In New Orleans, a snapshot of life after project tear-downs
After Hurricane Katrina, many of New Orleans' public housing projects -- sources not only of deep neighborhood culture and connectedness but also notorious crime and blight -- were demolished over furious opposition from advocates for the poor.
When the City Council approved the federal government's plan to tear down 4,500 public housing units in 2007, activists tried to force their way into the council chambers in one of the most dramatic public clashes over post-Katrina rebuilding policy. Police used stun guns and pepper spray on the protesters while, nationally, politicians such as then-Sen. Barack Obama and then-Speaker Nancy Pelosi called for delaying the tear-downs.
In the end, however, the City Council sided with those who believed the massive, maze-like projects were a failure in social and urban planning.
Today, there's a better sense of the effect the tear-downs have had on former residents, and how they and others have fared now that the "Big Four" housing projects have been replaced with new, modern, mixed-income apartment complexes.
On Sunday, the Times-Picayune reported that half of the families from the four projects' 3,000 or so households have returned to New Orleans. The percentage of households back at the site of their original home projects ranges from 7% to 32%. (One of the replacement developments is not yet completed, and residents are waiting in temporary housing for the units to come online.)
The changes could not be more dramatic than at the site of the former C.J. Peete projects, known locally as the Magnolia projects. New Orleans rapper Juvenile, with a mix of bad-boy pride and straight reportage, once described them as a warren of drug dealing and murderous violence, a place where "on New Year's that lights get shout out at six o'clock/Four or five o'clock in that morning' you gon' be gettin' shot."
Today, the Magnolia has been reconstituted as Harmony Oaks, with a website that shows off clean new buildings and little green grass plots and offers a "state-of-the-art exercise facility" and "urban living with a sense of community" where you can "walk to restaurants, shopping and entertainment."

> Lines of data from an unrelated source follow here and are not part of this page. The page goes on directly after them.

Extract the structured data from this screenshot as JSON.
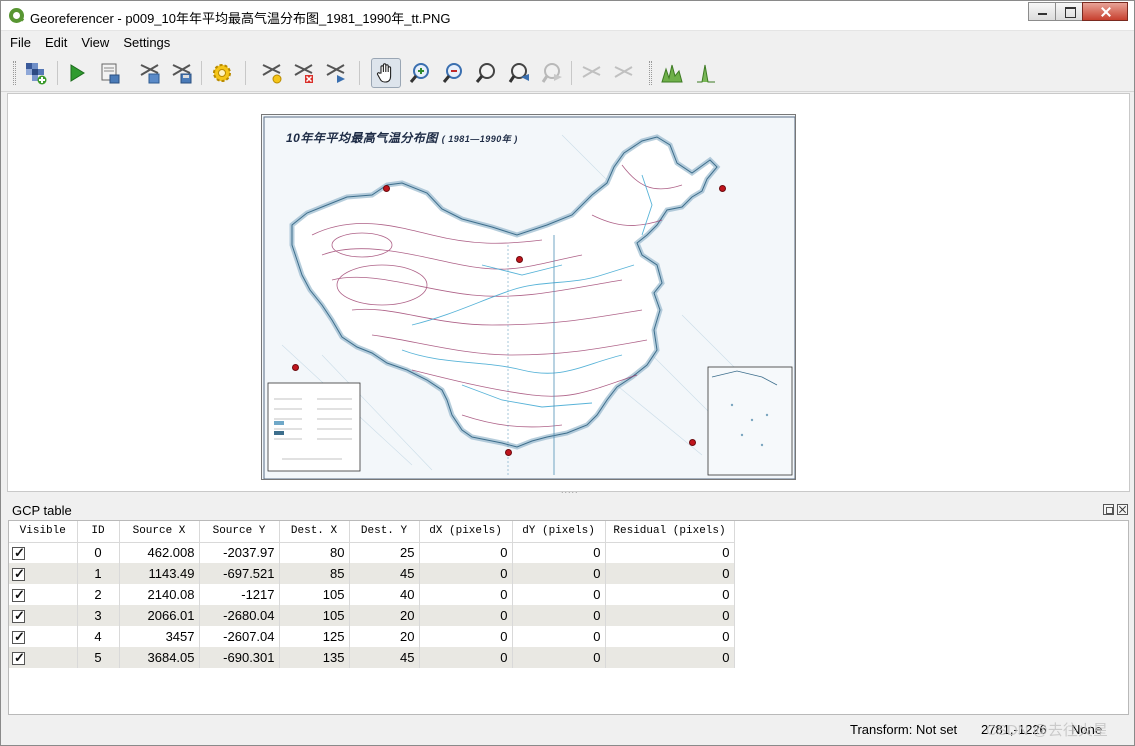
{
  "window": {
    "title": "Georeferencer - p009_10年年平均最高气温分布图_1981_1990年_tt.PNG"
  },
  "menu": [
    "File",
    "Edit",
    "View",
    "Settings"
  ],
  "toolbar": {
    "buttons": [
      {
        "name": "open-raster",
        "icon": "open-raster-icon"
      },
      {
        "name": "start-georeferencing",
        "icon": "play-icon"
      },
      {
        "name": "generate-gdal-script",
        "icon": "gdal-script-icon"
      },
      {
        "name": "load-gcp-points",
        "icon": "load-gcp-icon"
      },
      {
        "name": "save-gcp-points",
        "icon": "save-gcp-icon"
      },
      {
        "name": "transformation-settings",
        "icon": "gear-icon"
      },
      {
        "name": "add-point",
        "icon": "add-point-icon"
      },
      {
        "name": "delete-point",
        "icon": "delete-point-icon"
      },
      {
        "name": "move-gcp-point",
        "icon": "move-point-icon"
      },
      {
        "name": "pan",
        "icon": "pan-hand-icon"
      },
      {
        "name": "zoom-in",
        "icon": "zoom-in-icon"
      },
      {
        "name": "zoom-out",
        "icon": "zoom-out-icon"
      },
      {
        "name": "zoom-to-layer",
        "icon": "zoom-layer-icon"
      },
      {
        "name": "zoom-last",
        "icon": "zoom-last-icon"
      },
      {
        "name": "zoom-next",
        "icon": "zoom-next-icon"
      },
      {
        "name": "link-georeferencer-to-qgis",
        "icon": "link-geo-icon"
      },
      {
        "name": "link-qgis-to-georeferencer",
        "icon": "link-qgis-icon"
      },
      {
        "name": "full-histogram-stretch",
        "icon": "histogram-full-icon"
      },
      {
        "name": "local-histogram-stretch",
        "icon": "histogram-local-icon"
      }
    ]
  },
  "map": {
    "title": "10年年平均最高气温分布图",
    "subtitle": "( 1981—1990年 )"
  },
  "gcp_panel": {
    "title": "GCP table",
    "columns": [
      "Visible",
      "ID",
      "Source X",
      "Source Y",
      "Dest. X",
      "Dest. Y",
      "dX (pixels)",
      "dY (pixels)",
      "Residual (pixels)"
    ],
    "rows": [
      {
        "id": "0",
        "source_x": "462.008",
        "source_y": "-2037.97",
        "dest_x": "80",
        "dest_y": "25",
        "dx": "0",
        "dy": "0",
        "residual": "0"
      },
      {
        "id": "1",
        "source_x": "1143.49",
        "source_y": "-697.521",
        "dest_x": "85",
        "dest_y": "45",
        "dx": "0",
        "dy": "0",
        "residual": "0"
      },
      {
        "id": "2",
        "source_x": "2140.08",
        "source_y": "-1217",
        "dest_x": "105",
        "dest_y": "40",
        "dx": "0",
        "dy": "0",
        "residual": "0"
      },
      {
        "id": "3",
        "source_x": "2066.01",
        "source_y": "-2680.04",
        "dest_x": "105",
        "dest_y": "20",
        "dx": "0",
        "dy": "0",
        "residual": "0"
      },
      {
        "id": "4",
        "source_x": "3457",
        "source_y": "-2607.04",
        "dest_x": "125",
        "dest_y": "20",
        "dx": "0",
        "dy": "0",
        "residual": "0"
      },
      {
        "id": "5",
        "source_x": "3684.05",
        "source_y": "-690.301",
        "dest_x": "135",
        "dest_y": "45",
        "dx": "0",
        "dy": "0",
        "residual": "0"
      }
    ]
  },
  "status": {
    "transform": "Transform: Not set",
    "coordinates": "2781,-1226",
    "crs": "None",
    "watermark": "CSDN @去往火星"
  }
}
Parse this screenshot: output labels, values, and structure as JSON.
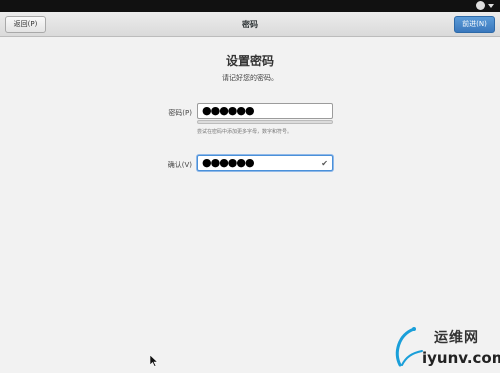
{
  "topbar": {
    "status_icon": "user-status-icon"
  },
  "header": {
    "back_label": "返回(P)",
    "title": "密码",
    "next_label": "前进(N)"
  },
  "main": {
    "title": "设置密码",
    "subtitle": "请记好您的密码。",
    "password": {
      "label": "密码(P)",
      "value": "●●●●●●"
    },
    "strength_hint": "尝试在密码中添加更多字母，数字和符号。",
    "confirm": {
      "label": "确认(V)",
      "value": "●●●●●●",
      "status_icon": "check-icon"
    }
  },
  "watermark": {
    "name": "运维网",
    "url": "iyunv.com"
  },
  "colors": {
    "accent": "#3a78bd",
    "focus": "#4a90d9",
    "logo": "#1a9fd9"
  }
}
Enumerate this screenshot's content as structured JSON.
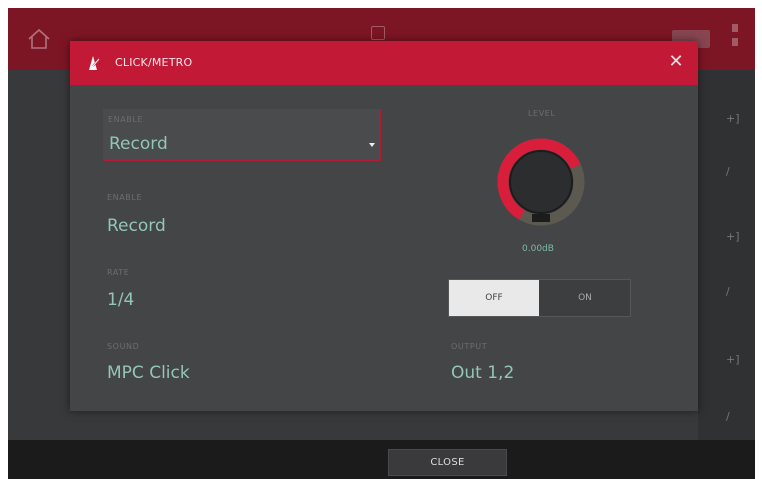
{
  "window": {
    "title": "CLICK/METRO",
    "close_glyph": "✕"
  },
  "fields": {
    "top_dropdown": {
      "label": "Enable",
      "value": "Record"
    },
    "enable": {
      "label": "Enable",
      "value": "Record"
    },
    "rate": {
      "label": "Rate",
      "value": "1/4"
    },
    "sound": {
      "label": "Sound",
      "value": "MPC Click"
    },
    "level": {
      "label": "Level",
      "value": "0.00dB",
      "knob_fraction": 0.72
    },
    "output": {
      "label": "Output",
      "value": "Out 1,2"
    }
  },
  "toggle": {
    "off_label": "OFF",
    "on_label": "ON",
    "selected": "OFF"
  },
  "footer": {
    "close_label": "CLOSE"
  },
  "icons": {
    "home": "home-icon",
    "metronome": "metronome-icon",
    "close": "close-icon",
    "caret": "caret-down-icon"
  },
  "colors": {
    "header": "#c21a36",
    "accent_text": "#92c7b4",
    "top_bar": "#7d1624"
  }
}
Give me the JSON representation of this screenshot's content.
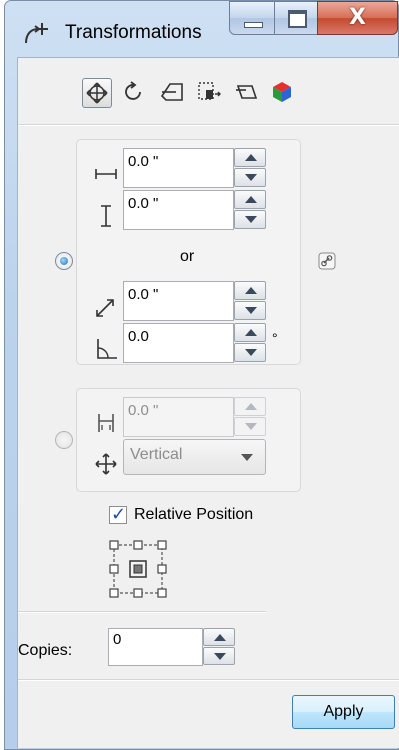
{
  "window": {
    "title": "Transformations",
    "close_glyph": "X"
  },
  "toolbar": {
    "tools": [
      "position-icon",
      "rotate-icon",
      "scale-mirror-icon",
      "size-icon",
      "skew-icon",
      "3d-cube-icon"
    ],
    "active_tool": "position-icon"
  },
  "position_group": {
    "width_value": "0.0 \"",
    "height_value": "0.0 \"",
    "or_label": "or",
    "distance_value": "0.0 \"",
    "angle_value": "0.0",
    "degree_symbol": "°"
  },
  "duplicate_group": {
    "distance_value": "0.0 \"",
    "direction_value": "Vertical"
  },
  "relative_position": {
    "label": "Relative Position",
    "checked": true
  },
  "copies": {
    "label": "Copies:",
    "value": "0"
  },
  "apply_label": "Apply",
  "colors": {
    "title_bar": "#bcd3ec",
    "close_button": "#c44b2f",
    "panel": "#f0f0f0",
    "apply_button": "#bee6fd"
  }
}
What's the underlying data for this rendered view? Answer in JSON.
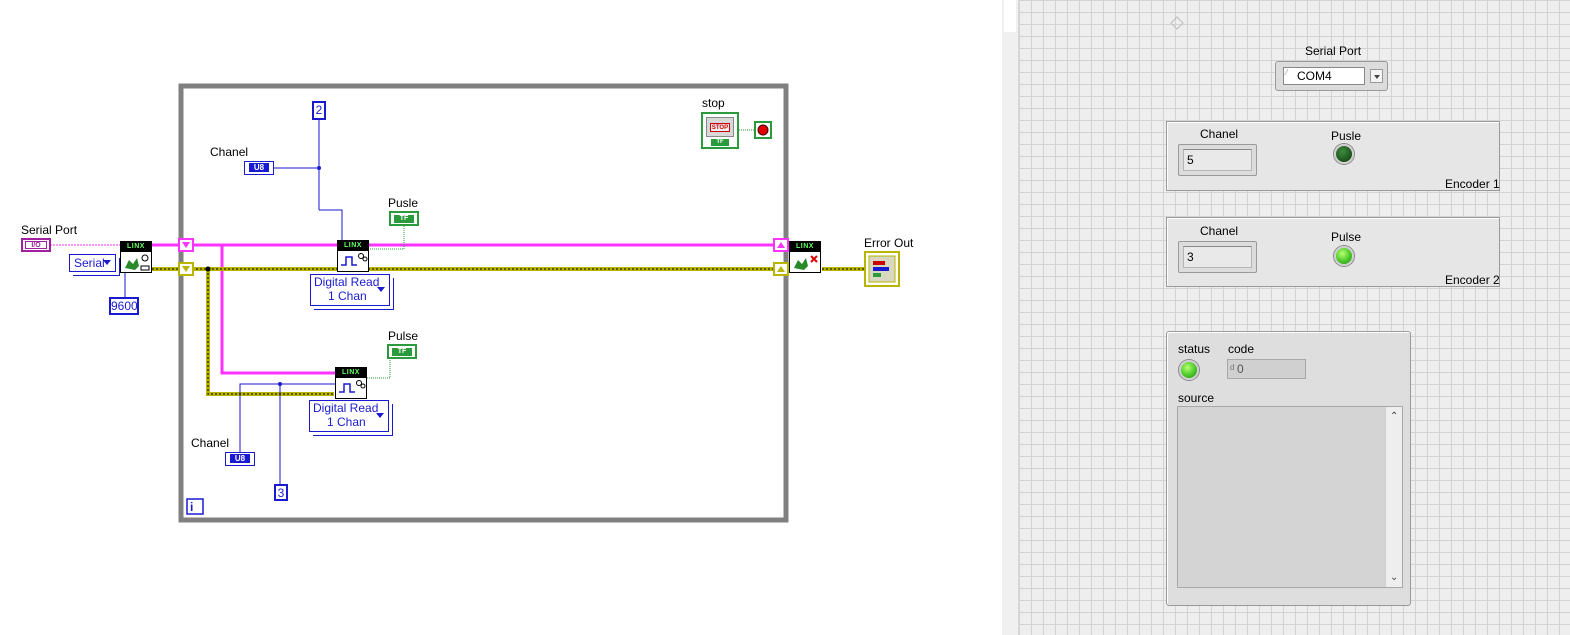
{
  "block_diagram": {
    "labels": {
      "serial_port": "Serial Port",
      "serial_mode": "Serial",
      "baud": "9600",
      "chanel_top": "Chanel",
      "const_top": "2",
      "pusle": "Pusle",
      "read_mode_1_line1": "Digital Read",
      "read_mode_1_line2": "1 Chan",
      "pulse": "Pulse",
      "read_mode_2_line1": "Digital Read",
      "read_mode_2_line2": "1 Chan",
      "chanel_bottom": "Chanel",
      "const_bottom": "3",
      "stop": "stop",
      "error_out": "Error Out",
      "u8_tag": "U8",
      "tf_tag": "TF",
      "io_tag": "I/O",
      "linx_tag": "LINX",
      "stop_tag": "STOP",
      "iteration": "i"
    },
    "colors": {
      "refnum_wire": "#ff33ff",
      "error_wire": "#b8b400",
      "u8_wire": "#1a1ad0",
      "bool_wire": "#2a9a3a",
      "loop_frame": "#808080"
    }
  },
  "front_panel": {
    "serial_port": {
      "label": "Serial Port",
      "value": "COM4"
    },
    "encoder1": {
      "caption": "Encoder 1",
      "chanel_label": "Chanel",
      "chanel_value": "5",
      "pulse_label": "Pusle",
      "pulse_state": "off"
    },
    "encoder2": {
      "caption": "Encoder 2",
      "chanel_label": "Chanel",
      "chanel_value": "3",
      "pulse_label": "Pulse",
      "pulse_state": "on"
    },
    "error_cluster": {
      "status_label": "status",
      "code_label": "code",
      "code_value": "0",
      "source_label": "source",
      "source_value": "",
      "status_state": "on"
    }
  }
}
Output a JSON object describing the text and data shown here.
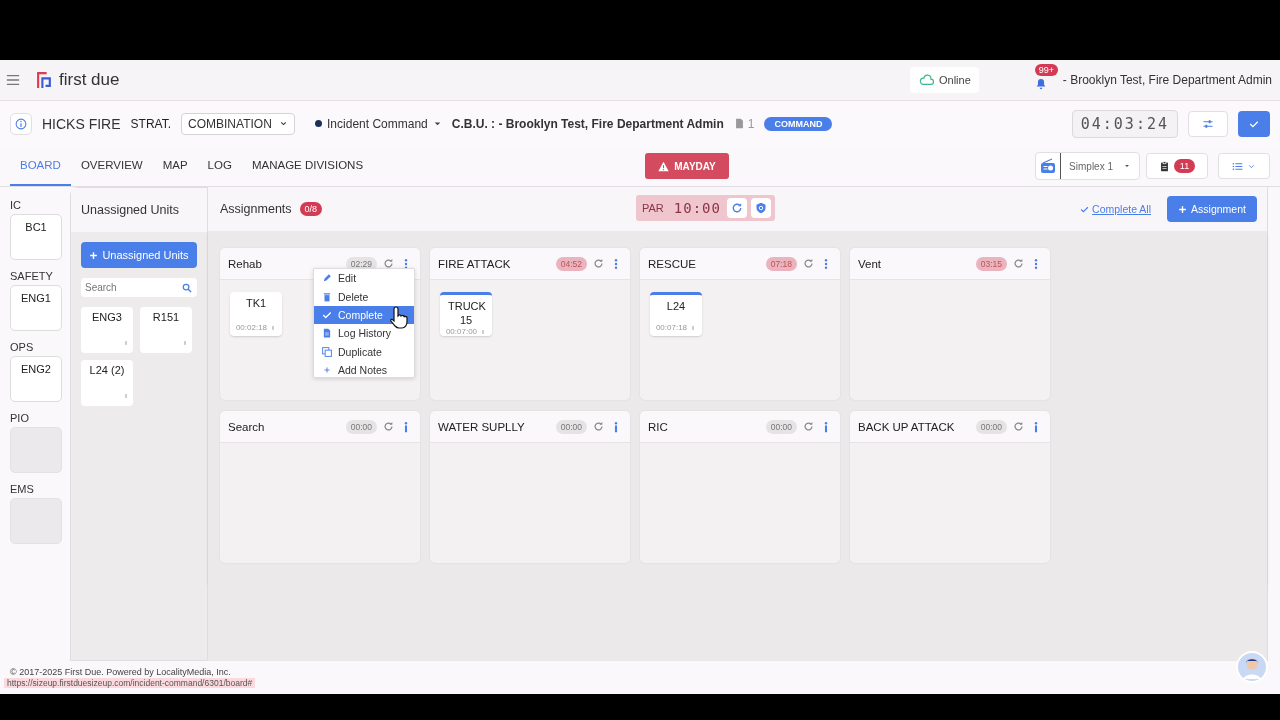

Times-Picayune reporter Katy Reckdahl on Sunday profiled a number of original residents from the Magnolia who made it back and talked to them about their mixed feelings about the new normal. Although many appreciate the improvements and new amenities, they also miss their old neighbors. As one of them put it, "They took the project from us."
-- Richard Fausset
Photo: The B.W. Cooper housing projects, captured by Los Angeles Times photographer Carolyn Cole in 2006. The project, like three other public-housing developments in New Orleans, was torn down to make way for a new mixed-income development. In the case of Cooper, the units have not yet been completed; residents are living in temporary housing as they await their new homes.